Quando começou a trabalhar com internet nos anos 1990, o publicitário Ricardo Sangion causava estranheza nas agências de publicidade. Como trabalhava com códigos HTML, que dão forma a sites, alguns de seus colegas acreditavam que ele estava enrolando. Ao contrário do que seus companheiros de trabalho poderiam imaginar, a experiência com negócios digitais o levou a ser contratado como o primeiro funcionário do Facebook no Brasil, em 2010. Sangion recebeu, à época, a difícil missão de criar as bases para a empresa enfrentar o então todo-poderoso Orkut, do Google, que até 2012 foi a rede social de maior audiência no País.

Depois de cumprir essa tarefa, Sangion teve de bater de frente novamente com o Google ao trabalhar para o Bing, o buscador da Microsoft. Agora, esse campineiro de 38 anos volta a comandar o crescimento de uma rede social no Brasil. Sangion está à frente da americana Pinterest, site baseado em imagens, chamadas de “pins”, de alfinetes em inglês, que está abrindo em São Paulo seu quinto escritório no mundo – os outros estão localizados em Berlim, Londres, Paris e Tóquio, além de São Francisco, onde fica o quartel-general da empresa. No Pinterest, os usuários agrupam suas postagens em painéis temáticos, como se fossem um caderno de colagens digitais.

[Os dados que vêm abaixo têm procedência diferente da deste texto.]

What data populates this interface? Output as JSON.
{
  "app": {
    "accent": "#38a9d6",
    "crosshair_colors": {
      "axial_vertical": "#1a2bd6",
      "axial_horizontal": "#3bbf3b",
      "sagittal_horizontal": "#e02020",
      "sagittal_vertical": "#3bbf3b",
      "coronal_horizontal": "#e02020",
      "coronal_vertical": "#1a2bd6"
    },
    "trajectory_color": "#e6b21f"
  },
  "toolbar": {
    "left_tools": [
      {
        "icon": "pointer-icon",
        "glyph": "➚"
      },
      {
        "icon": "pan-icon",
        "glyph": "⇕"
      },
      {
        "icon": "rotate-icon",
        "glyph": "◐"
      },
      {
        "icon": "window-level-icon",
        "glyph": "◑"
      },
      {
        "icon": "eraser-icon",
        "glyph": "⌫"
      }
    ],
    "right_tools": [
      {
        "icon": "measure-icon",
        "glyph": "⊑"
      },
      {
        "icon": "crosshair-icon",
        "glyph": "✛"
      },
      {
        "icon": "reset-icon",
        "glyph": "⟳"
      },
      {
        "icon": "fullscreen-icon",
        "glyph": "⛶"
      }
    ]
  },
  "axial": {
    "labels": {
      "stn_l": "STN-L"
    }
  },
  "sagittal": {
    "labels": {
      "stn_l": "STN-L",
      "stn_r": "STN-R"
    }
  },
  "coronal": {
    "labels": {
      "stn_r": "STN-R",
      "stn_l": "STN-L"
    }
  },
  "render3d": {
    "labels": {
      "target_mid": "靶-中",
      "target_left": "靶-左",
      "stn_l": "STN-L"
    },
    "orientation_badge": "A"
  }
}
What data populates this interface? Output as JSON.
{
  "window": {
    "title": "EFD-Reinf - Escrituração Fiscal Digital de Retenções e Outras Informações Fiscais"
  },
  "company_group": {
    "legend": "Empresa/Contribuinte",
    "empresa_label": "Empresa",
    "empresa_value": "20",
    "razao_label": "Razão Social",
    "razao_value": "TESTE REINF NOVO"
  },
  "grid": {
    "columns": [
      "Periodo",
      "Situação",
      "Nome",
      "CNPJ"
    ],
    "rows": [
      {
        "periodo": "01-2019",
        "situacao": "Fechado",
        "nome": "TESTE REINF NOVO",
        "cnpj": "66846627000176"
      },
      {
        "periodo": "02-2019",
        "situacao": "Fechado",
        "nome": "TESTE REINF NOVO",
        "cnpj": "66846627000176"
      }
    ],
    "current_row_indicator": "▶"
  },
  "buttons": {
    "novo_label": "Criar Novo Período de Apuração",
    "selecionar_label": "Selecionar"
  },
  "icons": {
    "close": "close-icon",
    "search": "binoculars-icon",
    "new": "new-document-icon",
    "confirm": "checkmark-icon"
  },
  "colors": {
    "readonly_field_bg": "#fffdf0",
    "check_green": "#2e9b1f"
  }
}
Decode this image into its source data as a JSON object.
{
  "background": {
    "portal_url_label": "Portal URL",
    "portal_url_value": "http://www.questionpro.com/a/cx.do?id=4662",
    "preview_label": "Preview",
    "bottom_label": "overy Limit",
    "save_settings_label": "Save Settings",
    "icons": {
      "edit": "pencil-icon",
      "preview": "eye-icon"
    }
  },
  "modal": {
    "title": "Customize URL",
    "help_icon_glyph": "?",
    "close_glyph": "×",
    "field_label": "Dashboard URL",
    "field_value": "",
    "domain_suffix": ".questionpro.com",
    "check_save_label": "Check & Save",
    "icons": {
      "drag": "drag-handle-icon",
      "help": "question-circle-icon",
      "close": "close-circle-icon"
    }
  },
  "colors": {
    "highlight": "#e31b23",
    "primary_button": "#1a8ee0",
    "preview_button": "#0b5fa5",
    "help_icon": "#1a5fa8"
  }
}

É possível seguir cada um desses painéis como no Twitter e pesquisar ao estilo do Google Imagens. Seus principais concorrentes são o Instagram, do Facebook, e o Flickr, do Yahoo!. “Minha missão é muito parecida com a que tive no Facebook”, diz Sangion. “Preciso adequar o produto às características e gostos locais.” Apesar de bater de frente com dois titãs da internet, o Pinterest teve 75,3 milhões de visitantes únicos, em dezembro passado, de acordo com a consultoria americana comScore. O Alexa, ferramenta que mede audiência online, posiciona a rede social dos alfinetes como o 24º maior site do mundo e o 15º nos EUA.

Esses são alguns dos argumentos que atraíram investimentos de US$ 762,5 milhões desde que a empresa foi fundada, em 2010, pelos empreendedores Paul Sciarra, Evan Sharp e Ben Silbermann. O mais recente aporte, de US$ 200 milhões, ocorreu em maio do ano passado. Com o dinheiro novo, a empresa foi avaliada em US$ 5 bilhões, valor de mercado similar ao da fabricante brasileira de cosméticos Natura. O grande desafio de Sangion, assim como de seus pares dos demais escritórios da Pinteres, é atrair a simpatia do público masculino para a rede social. Com 70% de sua audiência sustentada pelo público feminino, ela é conhecida como um grande clube da Luluzinha, na internet.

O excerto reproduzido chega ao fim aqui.